Monday, September 6, 2010

Welcome

Welcome to my research blog, Bonds of Intimacy.  This is my second experience using Blogger to record and make public the process of a semester long research project that culminates in a conference paper and presentation.  My first experience is visible here, at my blog Conduct Yourself.  Feel free to explore my previous work, both Conduct Yourself and the wiki-styled page I created with three other classmates, Geography of Milton’s Paradise Lost.  See my bio for more details about the classes and professors. 

Because this project encourages us to record the process, this blog will not be perfect.  The components of the research project posted will be the copies I submitted to Dr.

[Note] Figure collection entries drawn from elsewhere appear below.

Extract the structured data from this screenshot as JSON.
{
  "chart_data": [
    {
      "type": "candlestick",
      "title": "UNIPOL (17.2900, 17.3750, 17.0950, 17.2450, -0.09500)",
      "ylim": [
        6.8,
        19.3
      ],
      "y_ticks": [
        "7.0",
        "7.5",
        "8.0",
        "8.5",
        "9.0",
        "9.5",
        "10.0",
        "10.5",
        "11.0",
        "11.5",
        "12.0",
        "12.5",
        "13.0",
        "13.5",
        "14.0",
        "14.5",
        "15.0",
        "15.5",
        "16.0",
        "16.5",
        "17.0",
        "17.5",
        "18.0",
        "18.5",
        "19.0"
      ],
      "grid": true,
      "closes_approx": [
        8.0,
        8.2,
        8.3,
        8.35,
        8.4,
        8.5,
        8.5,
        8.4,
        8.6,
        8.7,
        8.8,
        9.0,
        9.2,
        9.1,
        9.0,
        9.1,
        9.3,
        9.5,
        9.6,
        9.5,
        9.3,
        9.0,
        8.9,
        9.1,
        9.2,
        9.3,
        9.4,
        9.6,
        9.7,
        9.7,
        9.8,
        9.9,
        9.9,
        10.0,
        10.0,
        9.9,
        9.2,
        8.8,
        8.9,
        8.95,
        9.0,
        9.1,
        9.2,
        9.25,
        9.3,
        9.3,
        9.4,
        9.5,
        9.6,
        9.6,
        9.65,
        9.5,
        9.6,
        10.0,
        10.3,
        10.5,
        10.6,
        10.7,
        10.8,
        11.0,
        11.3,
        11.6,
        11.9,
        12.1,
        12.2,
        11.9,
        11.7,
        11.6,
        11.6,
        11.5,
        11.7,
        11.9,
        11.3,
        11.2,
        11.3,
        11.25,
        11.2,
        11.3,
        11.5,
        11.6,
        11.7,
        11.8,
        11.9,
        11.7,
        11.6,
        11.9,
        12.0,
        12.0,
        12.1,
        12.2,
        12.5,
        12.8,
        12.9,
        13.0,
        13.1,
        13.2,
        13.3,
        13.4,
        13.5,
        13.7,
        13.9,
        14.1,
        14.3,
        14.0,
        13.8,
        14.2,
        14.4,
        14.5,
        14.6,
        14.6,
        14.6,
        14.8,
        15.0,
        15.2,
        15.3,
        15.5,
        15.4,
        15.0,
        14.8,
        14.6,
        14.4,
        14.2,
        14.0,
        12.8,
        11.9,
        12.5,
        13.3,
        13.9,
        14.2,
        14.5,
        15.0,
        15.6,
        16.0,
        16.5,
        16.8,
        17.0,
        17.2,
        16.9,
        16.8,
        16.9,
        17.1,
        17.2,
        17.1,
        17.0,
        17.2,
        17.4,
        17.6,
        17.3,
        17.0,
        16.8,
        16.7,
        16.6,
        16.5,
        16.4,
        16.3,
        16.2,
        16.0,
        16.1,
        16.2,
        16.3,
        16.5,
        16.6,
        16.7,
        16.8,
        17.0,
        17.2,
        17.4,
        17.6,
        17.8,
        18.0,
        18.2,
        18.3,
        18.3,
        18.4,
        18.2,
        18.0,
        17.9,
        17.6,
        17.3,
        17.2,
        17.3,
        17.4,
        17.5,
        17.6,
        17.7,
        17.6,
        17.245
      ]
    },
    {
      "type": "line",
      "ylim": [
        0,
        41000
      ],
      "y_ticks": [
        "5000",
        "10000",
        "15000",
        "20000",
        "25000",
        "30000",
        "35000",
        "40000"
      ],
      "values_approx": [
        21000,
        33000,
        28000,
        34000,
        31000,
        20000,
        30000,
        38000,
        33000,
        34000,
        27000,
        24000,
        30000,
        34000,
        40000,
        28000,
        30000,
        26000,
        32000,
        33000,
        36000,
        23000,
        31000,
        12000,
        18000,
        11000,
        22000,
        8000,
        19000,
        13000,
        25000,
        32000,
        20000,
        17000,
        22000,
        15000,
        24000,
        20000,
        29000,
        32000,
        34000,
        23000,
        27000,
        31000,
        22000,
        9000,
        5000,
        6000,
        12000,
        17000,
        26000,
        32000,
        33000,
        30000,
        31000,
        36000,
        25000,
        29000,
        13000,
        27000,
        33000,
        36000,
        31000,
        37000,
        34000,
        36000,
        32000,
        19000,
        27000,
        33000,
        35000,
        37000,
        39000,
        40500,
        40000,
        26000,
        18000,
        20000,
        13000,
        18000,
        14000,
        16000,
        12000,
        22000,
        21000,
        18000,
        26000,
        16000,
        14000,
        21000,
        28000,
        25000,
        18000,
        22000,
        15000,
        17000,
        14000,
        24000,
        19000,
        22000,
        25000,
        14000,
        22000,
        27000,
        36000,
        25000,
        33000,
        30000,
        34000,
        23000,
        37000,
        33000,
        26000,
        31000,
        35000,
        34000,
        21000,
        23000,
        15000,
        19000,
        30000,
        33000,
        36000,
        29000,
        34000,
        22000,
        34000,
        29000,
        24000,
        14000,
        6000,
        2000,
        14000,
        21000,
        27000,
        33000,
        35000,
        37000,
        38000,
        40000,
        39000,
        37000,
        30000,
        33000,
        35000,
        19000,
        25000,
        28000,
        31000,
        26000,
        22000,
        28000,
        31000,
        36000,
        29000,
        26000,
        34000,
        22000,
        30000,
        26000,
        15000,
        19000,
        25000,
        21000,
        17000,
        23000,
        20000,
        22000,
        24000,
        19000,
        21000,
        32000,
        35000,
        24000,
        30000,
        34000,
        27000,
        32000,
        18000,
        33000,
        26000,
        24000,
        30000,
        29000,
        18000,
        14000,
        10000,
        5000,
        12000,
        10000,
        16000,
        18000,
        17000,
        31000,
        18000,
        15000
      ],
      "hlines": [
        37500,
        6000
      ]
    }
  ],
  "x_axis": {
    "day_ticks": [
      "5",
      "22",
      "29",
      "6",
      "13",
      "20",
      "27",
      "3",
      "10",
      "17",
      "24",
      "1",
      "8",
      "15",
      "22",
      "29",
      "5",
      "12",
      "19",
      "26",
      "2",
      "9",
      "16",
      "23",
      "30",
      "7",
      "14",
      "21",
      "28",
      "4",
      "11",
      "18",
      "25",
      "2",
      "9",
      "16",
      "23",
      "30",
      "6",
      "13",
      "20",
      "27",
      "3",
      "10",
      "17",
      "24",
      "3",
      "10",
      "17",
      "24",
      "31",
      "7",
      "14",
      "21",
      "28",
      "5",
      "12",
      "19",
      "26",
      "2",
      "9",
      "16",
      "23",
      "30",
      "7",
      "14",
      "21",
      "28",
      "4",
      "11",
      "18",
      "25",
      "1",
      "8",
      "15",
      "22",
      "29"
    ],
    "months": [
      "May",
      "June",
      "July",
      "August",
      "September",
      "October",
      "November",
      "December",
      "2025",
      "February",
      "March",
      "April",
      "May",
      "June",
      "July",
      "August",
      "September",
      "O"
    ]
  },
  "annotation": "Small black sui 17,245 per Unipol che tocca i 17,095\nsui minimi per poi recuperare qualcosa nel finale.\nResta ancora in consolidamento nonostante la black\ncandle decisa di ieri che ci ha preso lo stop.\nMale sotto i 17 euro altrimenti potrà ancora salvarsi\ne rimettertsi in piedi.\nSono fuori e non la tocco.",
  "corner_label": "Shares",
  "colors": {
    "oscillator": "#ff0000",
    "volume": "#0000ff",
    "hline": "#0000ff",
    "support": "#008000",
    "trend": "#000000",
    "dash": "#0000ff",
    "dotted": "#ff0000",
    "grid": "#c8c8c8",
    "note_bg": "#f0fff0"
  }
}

Logan for a grade – not corrected copies.  Sometimes I will be right, but more often (probably) I will be wrong.  But that’s okay.  What is important is that I learn with each assignment, expanding my base of knowledge.  It will be messy, even chaotic at times.  You will learn how nerdy I am, that my social life (what little there is to begin with) will take a backseat to this project because I get severe tunnel vision, and that if I forget to bring a sweatshirt to the fourth floor of the UCF Library, I will complain about the cold and how it makes my nose drip.  In short, the life of an English literature graduate student is decidedly unsexy.  But that’s okay too.

This blog, by its very nature, will be a strange, and perhaps uneasy, combination of academic product and personal reflections.  I am in a way, taking my cue from Anne G. Myles, whose article "From Monster to Martyr: Re-Presenting Mary Dyer" we read for our second class.  In her article, she states, “My approach to, and need for, this material is obviously informed by the fact that I encounter it as both a Quaker and lesbian reader looking for a usable past; however, these seem to me powerful, challenging dimensions in any context” (18).  The material she references is the relationship between Anne Hutchinson and Mary Dyer, and it is Myles’s hope that it can be categorized as a “’lesbian’ scene in seventeenth-century America” (18) – as based on the idea of the lesbian continuum¹.  

It is this article, and specifically the class discussion we had concerning this claim of a lesbian scene, that birthed (pun intended) my thesis: that the commonplace book Milcah Martha Moore created is a physical representation of her love for her friends, and their love for her.  That these women belong somewhere on the lesbian continuum, I am sure.  I am risking my entire research project on this claim because in a way, despite being neither a Quaker nor a lesbian such as Myles, I too am looking for a usable past.  I want to believe that despite the political, social, economical, religious, and legal restrictions women faced in seventeenth- and eighteenth-century America, they could in fact, rely on each other.  It is important to me to believe they could turn to each other for love (sexual or non-sexual), comfort, support, affection, advice, and friendship to form intimate bonds, both in spite of and despite the men involved in their lives.     

Feel free to explore my blog, and especially feel free to comment on its design and content (what little there is so far).  I hope my enthusiasm for this project is contagious, and that you, my readers, stick around until the conclusion.
¹The lesbian continuum, as Dr. Logan explained in class, is like a sliding scale.  On the one end, you have women who are friends with women, and at the other, women who have sex with other women.  I must admit that is the extent of my knowledge on this theory, so of course, I have more research to do.



Works Cited:
Myles, Anne G.  “From Monster to Martyr.”  Early American Literature 36.1 (2001):  1-30. JSTOR.  Web. 24 August 2010.